Notes: (A) Expression of CEACAM19 in non-cancer penile tissues and penile cancer. Bars: 100 µm. Upper panel, low expression of CEACAM19 in non-cancer penile tissues (1–3); middle panel, penile cancer cases with over-expression of CEACAM19 (Case 1–3); lower panel, penile cancer cases with low expression of CEACAM19 (Case 4–6). (B) Over-expression of CEACAM19 in penile cancer was associated with unfavorable CSS. (C) Nodal status predicted unfavorable CSS in penile cancer. The log-rank test was used to compare survival curves. Abbreviation: CSS, cancer-specific survival.

Figure 2

Knockdown of CEACAM19 expression suppresses cell growth and clonogenesis in Penl1 cells. Notes: (A) CEACAM19 expression was significantly reduced in Penl1 cells transduced with shCEACAM19 lentivirus. β-Actin served as a loading control. (B) Knockdown of CEACAM19 expression attenuated cell growth of Penl cells. The CCK-8 absorbance was measured at 450 nm (OD₄₅₀). *P<0.05, Scr vs shCEACAM19. (C) Depletion of CEACAM19 expression reduced clonogenesis of Penl1 cells. The colony formed in Scr control was regarded as 100%. *P<0.05, Scr vs shCEACAM19. All experiments were performed three times, and data are presented as mean ± SD. values. *P<0.05, Scr vs shCEACAM19. Abbreviations: CCK-8, Cell Counting Kit-8; Scr, scramble; shCEACAM19, shRNA targeting CEACAM19.

Figure 3

Depletion of CEACAM19 expression inhibits cell migration and invasion in Penl1 cells. Notes: (A) Wound healing assay. The migration of the cells to the wound was measured at 0 and 24 hours after scratch. The representative fields were photographed; the relative healing rates were quantified with measurements of the gap sizes after the culture. Three different areas in each assay were chosen to measure the distances of migrating cells to the origin of the wound. Bars: 100 µm. *P<0.05, Scr vs shCEACAM19. (B) Transwell invasion assays with Penl1 cells were performed in Scr control and shCEACAM19 group. Crystal violet assay (OD₅₇₀) was conducted to evaluate cell migration and invasion capability. Bars: 100 µm. All experiments were performed three times, and data are presented as mean ± SD. values. *P<0.05, Scr vs shCEACAM19. Abbreviations: Scr, scramble; shCEACAM19, shRNA targeting CEACAM19.

Figure 4

Notes: (A) Multiple pathway reporter analysis identified potential cancer-related pathways regulated by CEACAM19 in Penl1 cells. (B) Knockdown of CEACAM19 expression attenuated p-Smad2/3 expression in Penl1 cells. β-Actin served as a loading control. (C) Knockdown of CEACAM19 expression reduced MMP2/9 secretion in Penl1 cells.
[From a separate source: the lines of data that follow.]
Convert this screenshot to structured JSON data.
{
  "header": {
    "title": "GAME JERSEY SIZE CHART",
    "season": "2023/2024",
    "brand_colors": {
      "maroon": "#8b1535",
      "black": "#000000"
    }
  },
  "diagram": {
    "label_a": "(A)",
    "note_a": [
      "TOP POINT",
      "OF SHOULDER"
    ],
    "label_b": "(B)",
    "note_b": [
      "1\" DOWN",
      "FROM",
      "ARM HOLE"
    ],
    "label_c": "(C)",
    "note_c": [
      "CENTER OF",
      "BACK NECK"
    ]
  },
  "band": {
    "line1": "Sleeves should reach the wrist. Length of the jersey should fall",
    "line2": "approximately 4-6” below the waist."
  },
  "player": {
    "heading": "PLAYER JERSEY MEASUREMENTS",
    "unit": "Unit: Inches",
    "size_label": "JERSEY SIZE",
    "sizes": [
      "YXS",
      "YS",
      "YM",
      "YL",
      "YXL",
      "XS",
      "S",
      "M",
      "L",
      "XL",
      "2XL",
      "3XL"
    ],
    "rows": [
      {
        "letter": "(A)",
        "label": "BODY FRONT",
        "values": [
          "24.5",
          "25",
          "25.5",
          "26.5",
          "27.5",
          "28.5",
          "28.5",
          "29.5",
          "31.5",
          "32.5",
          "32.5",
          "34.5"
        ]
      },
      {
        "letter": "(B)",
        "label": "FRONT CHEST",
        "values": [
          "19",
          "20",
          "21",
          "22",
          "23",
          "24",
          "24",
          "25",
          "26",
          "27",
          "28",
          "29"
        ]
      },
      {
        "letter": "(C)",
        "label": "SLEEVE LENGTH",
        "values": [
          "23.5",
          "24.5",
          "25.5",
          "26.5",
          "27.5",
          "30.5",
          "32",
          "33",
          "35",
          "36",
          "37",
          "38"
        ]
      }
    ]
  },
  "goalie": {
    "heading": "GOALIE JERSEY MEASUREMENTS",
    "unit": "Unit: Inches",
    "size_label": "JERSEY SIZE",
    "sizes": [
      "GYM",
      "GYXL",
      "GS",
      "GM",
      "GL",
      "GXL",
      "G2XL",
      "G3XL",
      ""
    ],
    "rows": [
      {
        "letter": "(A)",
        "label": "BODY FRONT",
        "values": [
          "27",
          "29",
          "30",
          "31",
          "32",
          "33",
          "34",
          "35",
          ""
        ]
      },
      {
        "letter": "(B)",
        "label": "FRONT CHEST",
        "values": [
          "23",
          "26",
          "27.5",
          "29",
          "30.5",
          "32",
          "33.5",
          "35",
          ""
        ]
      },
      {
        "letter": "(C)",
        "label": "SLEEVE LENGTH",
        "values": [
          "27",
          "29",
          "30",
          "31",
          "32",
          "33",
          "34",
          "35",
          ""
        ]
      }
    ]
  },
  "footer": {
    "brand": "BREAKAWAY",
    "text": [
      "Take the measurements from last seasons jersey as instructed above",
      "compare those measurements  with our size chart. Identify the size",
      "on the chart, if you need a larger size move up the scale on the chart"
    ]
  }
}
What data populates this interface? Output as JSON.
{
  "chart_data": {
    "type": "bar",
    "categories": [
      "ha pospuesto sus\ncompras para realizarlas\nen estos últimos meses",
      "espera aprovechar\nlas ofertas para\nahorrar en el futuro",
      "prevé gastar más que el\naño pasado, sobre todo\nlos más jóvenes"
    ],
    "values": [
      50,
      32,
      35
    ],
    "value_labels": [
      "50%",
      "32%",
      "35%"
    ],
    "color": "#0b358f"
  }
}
All experiments were performed three times, and data are presented as mean ± SD values. *P<0.05, Scr vs sh CEACAM19.

Figure 5

Notes: (A) The effect of SB431542 (SB) on p-Smad2/3 levels in Penl1 cells. Penl1 cells were treated with 10 µM SB for 24 hours. β-Actin served as a loading control. (B) The effect of SB431542 on wound healing of Penl1 cells. Three different areas in each assay were chosen to measure the distances of migrating cells to the origin of the wound. *P<0.05, Control vs SB. (C) The effect of SB431542 on cell invasion of Penl1 cells. Transwell invasion assay was conducted to evaluate cell migration and invasion capability. *P<0.05, Control vs SB. (D) Inhibition on TGF-β/Smad2/3 activity by SB431542 reduced MMP2/9 secretion in Penl1 cells. All experiments were performed three times, and data are presented as mean ± SD. values. *P<0.05, Control vs SB.